The commit message doesn't indicate this is a bug fix (it's a new feature), so this may be intentional. But the `Depends-on:` references a fix series — if that series targets stable, this patch should clarify that it does not.

### Info

**6. The `bufs[num_rx]` fix is a good correctness improvement.** The original code used `bufs[i]` which only worked because the original loop never had a `continue`/`goto` path that could skip a slot. The new indexing with `num_rx` is correct for the new drop path.

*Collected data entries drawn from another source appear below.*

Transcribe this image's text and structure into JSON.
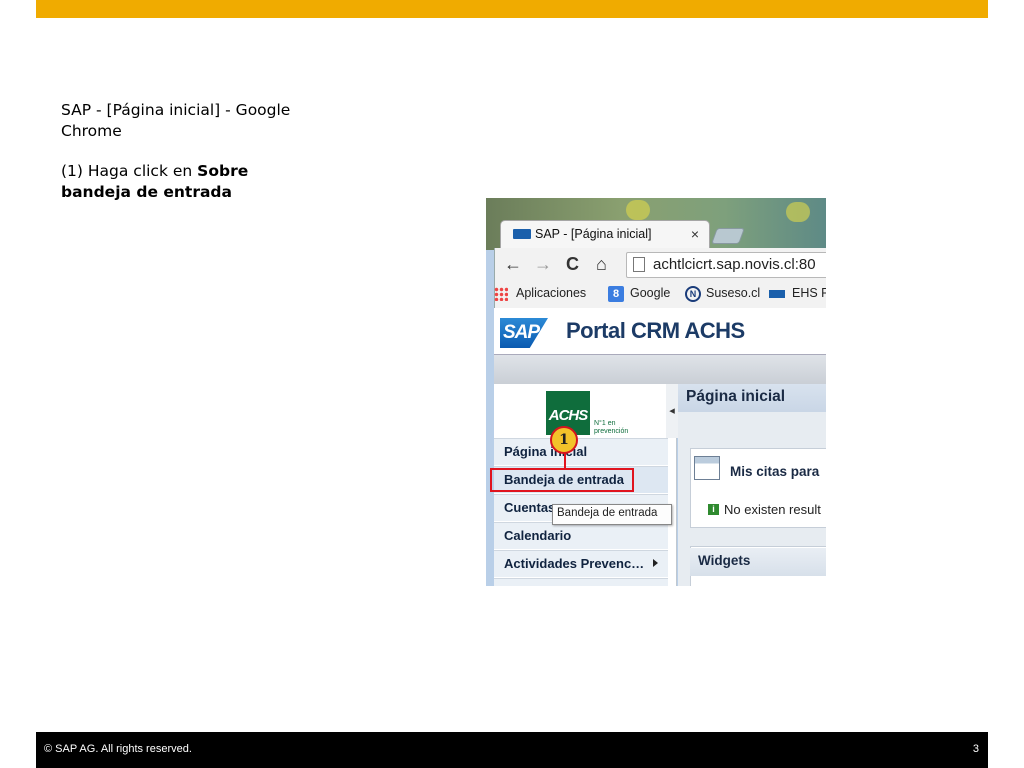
{
  "colors": {
    "topbar": "#f0ab00",
    "footer": "#000000",
    "highlight": "#e0141e",
    "marker": "#f3c22a"
  },
  "slide": {
    "title": "SAP - [Página inicial] - Google Chrome",
    "instruction_prefix": "(1) Haga click en ",
    "instruction_bold": "Sobre bandeja de entrada"
  },
  "footer": {
    "copyright": "©  SAP AG. All rights reserved.",
    "page_number": "3"
  },
  "screenshot": {
    "tab_title": "SAP - [Página inicial]",
    "tab_close": "×",
    "nav": {
      "back": "←",
      "forward": "→",
      "reload": "C",
      "home": "⌂"
    },
    "url": "achtlcicrt.sap.novis.cl:80",
    "bookmarks": [
      {
        "label": "Aplicaciones",
        "icon": "apps-grid-icon"
      },
      {
        "label": "Google",
        "icon": "google-icon"
      },
      {
        "label": "Suseso.cl",
        "icon": "suseso-icon"
      },
      {
        "label": "EHS P",
        "icon": "sap-icon"
      }
    ],
    "sap_logo": "SAP",
    "portal_title": "Portal CRM ACHS",
    "achs_logo": "ACHS",
    "achs_tagline": "N°1 en prevención",
    "collapse_arrow": "◂",
    "menu": [
      {
        "label": "Página inicial"
      },
      {
        "label": "Bandeja de entrada"
      },
      {
        "label": "Cuentas"
      },
      {
        "label": "Calendario"
      },
      {
        "label": "Actividades Prevenc…"
      }
    ],
    "marker_number": "1",
    "tooltip": "Bandeja de entrada",
    "page_title": "Página inicial",
    "citas_title": "Mis citas para",
    "info_icon": "i",
    "no_results": "No existen result",
    "widgets_title": "Widgets"
  }
}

**7. Regarding `RTE_ETH_RX_OFFLOAD_SCATTER` and AGENTS.md** — there's no specific guidance in AGENTS.md about scatter offload. This is a gap worth considering: a pattern section could note that drivers advertising scatter capability should conditionally enable the scatter code path based on whether the application actually requested it, since applications that don't request scatter expect only single-segment mbufs.